5. It’s been suggested that I could have animated it a bit more with video footage and/or stills of the area we were.

6. Not have been so, so nonchalant about technical stuff. I was lucky that my 2005 entry-level Dell Inspiron, with its not-particularly-fast processor did such heavy lifting for 50 minutes before expiring in front of 200 live viewers.

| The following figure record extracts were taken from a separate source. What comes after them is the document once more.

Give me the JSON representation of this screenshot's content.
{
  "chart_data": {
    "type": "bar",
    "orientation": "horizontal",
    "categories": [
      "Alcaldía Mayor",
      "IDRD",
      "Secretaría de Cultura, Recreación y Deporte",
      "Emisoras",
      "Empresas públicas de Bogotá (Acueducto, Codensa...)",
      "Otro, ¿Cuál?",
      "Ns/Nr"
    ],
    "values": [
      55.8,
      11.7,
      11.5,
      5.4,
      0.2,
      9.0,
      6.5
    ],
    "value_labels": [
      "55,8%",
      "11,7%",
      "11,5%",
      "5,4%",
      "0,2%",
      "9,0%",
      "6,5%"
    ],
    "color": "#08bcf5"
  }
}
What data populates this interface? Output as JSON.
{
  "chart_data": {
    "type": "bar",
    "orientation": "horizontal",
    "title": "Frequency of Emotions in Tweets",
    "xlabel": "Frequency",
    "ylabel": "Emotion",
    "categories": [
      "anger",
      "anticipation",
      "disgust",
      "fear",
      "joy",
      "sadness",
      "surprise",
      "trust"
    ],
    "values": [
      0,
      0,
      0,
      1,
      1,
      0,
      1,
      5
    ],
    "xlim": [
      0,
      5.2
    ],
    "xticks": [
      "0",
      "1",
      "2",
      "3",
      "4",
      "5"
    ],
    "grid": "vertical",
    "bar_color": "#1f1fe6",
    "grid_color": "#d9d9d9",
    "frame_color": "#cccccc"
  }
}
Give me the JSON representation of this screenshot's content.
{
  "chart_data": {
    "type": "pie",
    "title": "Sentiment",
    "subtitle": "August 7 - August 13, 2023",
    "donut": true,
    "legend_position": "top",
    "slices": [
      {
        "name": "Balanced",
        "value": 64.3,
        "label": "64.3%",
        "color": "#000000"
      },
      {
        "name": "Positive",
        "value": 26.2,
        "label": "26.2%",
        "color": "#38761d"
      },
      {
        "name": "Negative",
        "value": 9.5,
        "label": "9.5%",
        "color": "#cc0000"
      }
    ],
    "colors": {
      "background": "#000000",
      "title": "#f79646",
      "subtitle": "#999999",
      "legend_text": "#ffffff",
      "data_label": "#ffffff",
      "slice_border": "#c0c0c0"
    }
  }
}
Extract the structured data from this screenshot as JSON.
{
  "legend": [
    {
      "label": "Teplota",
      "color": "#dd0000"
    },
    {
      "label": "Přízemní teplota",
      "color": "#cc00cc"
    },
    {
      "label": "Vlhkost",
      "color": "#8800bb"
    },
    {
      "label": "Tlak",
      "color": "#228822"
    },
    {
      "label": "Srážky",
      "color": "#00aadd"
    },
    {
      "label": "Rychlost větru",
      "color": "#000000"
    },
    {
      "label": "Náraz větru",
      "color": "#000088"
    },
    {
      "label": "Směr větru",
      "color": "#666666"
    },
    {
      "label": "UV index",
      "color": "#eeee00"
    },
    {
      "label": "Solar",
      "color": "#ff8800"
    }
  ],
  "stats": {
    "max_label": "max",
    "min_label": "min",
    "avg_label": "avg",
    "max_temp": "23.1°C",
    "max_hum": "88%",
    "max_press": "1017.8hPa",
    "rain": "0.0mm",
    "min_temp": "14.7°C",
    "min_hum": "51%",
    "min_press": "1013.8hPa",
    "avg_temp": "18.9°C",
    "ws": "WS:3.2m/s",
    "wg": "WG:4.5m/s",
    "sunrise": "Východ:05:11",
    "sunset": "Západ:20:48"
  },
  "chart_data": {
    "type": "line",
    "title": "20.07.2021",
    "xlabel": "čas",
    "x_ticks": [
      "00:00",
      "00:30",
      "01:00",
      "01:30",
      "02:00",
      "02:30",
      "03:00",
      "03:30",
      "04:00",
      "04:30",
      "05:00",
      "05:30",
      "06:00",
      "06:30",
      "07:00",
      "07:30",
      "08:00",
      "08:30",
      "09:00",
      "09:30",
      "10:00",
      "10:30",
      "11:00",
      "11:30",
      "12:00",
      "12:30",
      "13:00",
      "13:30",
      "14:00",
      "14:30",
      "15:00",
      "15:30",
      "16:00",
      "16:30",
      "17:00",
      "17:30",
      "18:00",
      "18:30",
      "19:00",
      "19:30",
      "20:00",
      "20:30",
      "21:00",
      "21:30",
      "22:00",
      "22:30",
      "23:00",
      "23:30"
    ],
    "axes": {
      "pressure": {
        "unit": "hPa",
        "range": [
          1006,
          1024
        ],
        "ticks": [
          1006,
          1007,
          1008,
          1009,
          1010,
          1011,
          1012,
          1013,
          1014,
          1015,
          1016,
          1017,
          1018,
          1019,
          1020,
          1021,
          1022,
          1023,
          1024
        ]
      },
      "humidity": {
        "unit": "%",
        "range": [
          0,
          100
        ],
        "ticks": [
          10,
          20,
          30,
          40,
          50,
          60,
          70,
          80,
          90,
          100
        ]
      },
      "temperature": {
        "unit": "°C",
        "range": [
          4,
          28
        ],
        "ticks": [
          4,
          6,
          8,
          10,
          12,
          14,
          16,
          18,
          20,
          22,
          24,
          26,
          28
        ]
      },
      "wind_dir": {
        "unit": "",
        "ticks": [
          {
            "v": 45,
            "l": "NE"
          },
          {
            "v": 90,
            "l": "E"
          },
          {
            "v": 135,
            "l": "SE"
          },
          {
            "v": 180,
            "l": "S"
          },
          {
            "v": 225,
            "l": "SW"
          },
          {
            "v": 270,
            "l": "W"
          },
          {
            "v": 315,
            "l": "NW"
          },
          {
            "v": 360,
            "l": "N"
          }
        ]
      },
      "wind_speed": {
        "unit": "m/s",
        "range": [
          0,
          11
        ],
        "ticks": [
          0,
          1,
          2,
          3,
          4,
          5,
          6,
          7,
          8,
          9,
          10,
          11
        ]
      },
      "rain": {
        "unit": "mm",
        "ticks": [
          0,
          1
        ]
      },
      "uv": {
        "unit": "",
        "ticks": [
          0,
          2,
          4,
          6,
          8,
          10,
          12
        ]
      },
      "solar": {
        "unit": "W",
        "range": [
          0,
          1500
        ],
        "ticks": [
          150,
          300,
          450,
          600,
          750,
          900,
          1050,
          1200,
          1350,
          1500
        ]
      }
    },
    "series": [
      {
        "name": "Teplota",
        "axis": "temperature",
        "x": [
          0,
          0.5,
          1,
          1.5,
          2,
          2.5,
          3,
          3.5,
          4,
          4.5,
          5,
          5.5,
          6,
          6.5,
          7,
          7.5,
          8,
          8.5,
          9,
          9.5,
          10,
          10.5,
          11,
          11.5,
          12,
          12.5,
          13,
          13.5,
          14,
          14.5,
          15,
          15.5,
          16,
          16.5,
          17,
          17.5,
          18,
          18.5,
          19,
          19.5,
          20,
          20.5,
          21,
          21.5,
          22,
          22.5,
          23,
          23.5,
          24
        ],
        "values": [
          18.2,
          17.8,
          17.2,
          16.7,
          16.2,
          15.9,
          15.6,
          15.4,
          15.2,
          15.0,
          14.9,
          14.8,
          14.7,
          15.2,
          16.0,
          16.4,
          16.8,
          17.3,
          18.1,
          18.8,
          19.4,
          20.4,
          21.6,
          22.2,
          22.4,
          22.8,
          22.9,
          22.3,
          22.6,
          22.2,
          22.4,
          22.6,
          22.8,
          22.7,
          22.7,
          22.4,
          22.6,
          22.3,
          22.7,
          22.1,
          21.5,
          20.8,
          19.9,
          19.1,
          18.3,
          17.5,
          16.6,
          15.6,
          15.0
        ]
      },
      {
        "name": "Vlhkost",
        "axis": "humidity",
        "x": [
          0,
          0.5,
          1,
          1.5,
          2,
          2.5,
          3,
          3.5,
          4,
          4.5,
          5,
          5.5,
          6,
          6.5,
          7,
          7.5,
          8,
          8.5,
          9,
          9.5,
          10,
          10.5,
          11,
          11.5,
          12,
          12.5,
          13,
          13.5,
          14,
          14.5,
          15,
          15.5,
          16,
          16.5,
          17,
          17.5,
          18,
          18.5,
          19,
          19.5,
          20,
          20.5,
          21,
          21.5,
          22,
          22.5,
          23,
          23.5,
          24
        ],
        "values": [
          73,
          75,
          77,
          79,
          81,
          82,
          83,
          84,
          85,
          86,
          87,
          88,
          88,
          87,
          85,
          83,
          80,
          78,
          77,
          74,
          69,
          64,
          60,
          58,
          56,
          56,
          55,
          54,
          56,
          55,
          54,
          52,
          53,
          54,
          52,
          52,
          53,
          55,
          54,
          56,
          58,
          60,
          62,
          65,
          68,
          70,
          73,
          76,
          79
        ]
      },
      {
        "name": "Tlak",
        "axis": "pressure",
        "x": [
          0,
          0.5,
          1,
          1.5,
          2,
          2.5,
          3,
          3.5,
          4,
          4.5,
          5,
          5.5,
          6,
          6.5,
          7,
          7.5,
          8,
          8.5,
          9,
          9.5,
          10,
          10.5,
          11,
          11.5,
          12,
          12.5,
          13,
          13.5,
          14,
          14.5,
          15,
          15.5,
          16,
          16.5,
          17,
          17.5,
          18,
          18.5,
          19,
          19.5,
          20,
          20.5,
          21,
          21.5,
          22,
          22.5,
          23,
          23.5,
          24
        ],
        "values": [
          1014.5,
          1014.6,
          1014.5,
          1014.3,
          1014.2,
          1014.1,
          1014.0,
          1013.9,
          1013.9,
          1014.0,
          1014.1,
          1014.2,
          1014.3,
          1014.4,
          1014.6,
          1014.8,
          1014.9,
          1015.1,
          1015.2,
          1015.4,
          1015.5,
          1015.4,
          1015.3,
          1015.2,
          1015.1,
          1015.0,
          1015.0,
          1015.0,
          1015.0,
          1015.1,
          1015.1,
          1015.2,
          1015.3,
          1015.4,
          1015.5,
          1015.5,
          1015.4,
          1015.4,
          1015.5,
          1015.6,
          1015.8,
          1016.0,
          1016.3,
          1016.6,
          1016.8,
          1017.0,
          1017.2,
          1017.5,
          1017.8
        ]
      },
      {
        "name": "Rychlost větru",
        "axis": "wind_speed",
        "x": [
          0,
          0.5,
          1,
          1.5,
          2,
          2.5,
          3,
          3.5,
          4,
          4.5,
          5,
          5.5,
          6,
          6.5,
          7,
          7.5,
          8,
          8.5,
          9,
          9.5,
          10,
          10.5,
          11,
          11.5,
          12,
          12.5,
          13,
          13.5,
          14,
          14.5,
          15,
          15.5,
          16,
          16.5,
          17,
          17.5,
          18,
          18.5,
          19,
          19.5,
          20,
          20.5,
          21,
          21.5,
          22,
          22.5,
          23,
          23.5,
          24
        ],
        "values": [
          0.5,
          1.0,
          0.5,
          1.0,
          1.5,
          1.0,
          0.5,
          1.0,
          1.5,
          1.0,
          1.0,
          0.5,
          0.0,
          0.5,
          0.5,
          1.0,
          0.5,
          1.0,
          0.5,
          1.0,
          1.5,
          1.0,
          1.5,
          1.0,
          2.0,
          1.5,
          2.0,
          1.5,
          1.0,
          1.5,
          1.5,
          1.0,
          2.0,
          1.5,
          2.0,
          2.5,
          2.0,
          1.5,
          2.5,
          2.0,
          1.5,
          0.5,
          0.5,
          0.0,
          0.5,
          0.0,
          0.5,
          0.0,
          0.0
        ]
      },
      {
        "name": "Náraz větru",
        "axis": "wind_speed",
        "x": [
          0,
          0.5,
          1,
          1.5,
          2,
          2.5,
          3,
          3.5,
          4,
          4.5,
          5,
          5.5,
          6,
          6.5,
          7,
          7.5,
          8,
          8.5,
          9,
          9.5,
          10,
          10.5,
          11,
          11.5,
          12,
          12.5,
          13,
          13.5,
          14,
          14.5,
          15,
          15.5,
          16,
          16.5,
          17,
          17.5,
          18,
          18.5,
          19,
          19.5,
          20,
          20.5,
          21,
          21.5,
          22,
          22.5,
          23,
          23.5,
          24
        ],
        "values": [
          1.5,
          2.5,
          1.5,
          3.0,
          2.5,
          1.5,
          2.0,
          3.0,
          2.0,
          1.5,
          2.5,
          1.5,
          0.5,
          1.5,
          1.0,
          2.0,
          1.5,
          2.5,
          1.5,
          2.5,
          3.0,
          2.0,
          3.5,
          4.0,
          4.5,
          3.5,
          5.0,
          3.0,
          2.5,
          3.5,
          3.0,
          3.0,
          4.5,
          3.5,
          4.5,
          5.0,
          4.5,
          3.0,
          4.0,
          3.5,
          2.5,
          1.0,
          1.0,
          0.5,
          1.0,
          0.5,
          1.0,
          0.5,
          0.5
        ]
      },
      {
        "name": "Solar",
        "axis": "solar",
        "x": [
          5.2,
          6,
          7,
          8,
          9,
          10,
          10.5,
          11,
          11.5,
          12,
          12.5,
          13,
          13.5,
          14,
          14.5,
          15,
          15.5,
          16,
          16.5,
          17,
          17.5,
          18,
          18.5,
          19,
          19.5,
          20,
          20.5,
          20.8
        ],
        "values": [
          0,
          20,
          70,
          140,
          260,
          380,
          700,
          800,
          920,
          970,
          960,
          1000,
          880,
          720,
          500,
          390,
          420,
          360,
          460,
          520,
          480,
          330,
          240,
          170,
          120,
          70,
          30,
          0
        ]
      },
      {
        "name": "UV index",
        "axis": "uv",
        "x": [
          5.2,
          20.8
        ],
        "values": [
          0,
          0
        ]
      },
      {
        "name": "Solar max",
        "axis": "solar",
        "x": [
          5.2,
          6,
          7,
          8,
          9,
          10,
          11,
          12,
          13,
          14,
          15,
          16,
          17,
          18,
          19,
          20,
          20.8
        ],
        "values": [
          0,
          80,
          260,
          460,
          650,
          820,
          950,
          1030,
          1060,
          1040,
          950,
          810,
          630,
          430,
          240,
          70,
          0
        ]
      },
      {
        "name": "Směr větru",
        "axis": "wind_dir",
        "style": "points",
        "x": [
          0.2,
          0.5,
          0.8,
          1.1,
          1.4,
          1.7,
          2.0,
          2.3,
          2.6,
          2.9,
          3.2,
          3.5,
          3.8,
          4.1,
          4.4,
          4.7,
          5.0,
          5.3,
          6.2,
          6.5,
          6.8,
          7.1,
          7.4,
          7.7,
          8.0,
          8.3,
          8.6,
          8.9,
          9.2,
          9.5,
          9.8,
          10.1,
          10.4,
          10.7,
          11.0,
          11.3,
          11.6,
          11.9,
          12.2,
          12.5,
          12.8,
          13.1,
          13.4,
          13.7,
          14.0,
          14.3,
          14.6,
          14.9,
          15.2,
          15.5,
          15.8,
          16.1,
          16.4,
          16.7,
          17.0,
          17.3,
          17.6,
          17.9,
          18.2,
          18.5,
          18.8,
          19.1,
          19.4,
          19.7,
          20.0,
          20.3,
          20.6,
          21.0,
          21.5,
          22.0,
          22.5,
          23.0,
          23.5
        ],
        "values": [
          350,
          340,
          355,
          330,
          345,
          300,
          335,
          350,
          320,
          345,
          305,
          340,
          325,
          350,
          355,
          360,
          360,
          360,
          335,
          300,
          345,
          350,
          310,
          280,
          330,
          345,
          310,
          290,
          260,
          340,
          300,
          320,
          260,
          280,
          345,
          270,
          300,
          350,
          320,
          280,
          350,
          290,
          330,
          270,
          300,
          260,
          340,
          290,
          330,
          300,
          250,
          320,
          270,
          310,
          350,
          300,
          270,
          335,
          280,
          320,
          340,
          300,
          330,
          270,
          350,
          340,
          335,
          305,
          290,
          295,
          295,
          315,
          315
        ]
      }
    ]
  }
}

7. I said at the beginning that some parts of the webinar were not excellent. Here’s the main one: I do not believe I achieved the stated promise of the webinar: Do you want to know exactly how your gifts helped MSF respond to the earthquake in Haiti?I lost sight of this during the broadcast, luxuriated too much in the process of answer questions as they came in, without forcing the objective of giving tangible examples of what impact donor dollars had had. Heck, I’m a donor, too, and will ask my own hard-hitting accountability questions next time.

And so, my first-ever webinar. Looking back, I’m both proud and appalled at myself for my blunt naivety. There were so many unknowns: would donors participate? Would I find willing and engaging speakers? Could I be trusted to make all the technology bits work? And, most importantly, would we achieve our objective: would we all be convincing that MSF is a great organization to support for donors who wanted to make a gift for medical relief after the earthquake of January 12, 2010? And, of course, the great unanswered question: who was I to host? I am rather ordinary after all.

But once I was in the field, I knew that none of these mattered.

All these unknowns and risks were irrelevant. To host a webinar from the frontlines of our work, the epicentre where the earthquake happened and people had died and still suffered, a webinar from where I was and at that time, was immutable. What I also knew – and had complete confidence in – was the quality of our operations, and that my colleagues and guests would have compelling stories to tell. I figured that in this context, donors would also be forgiving if the end production wasn’t slick. And so I put full faith that the content would unfold in the way it was meant to, not unlike our donors who give and trust that all will be well with their investment.

Now I want you to think now about what your own webinar could look like. And maybe your webinar isn’t even a webinar: challenge yourself to think creatively and imagine the most guileless and authentic way you can connect your donors to your organization’s frontlines.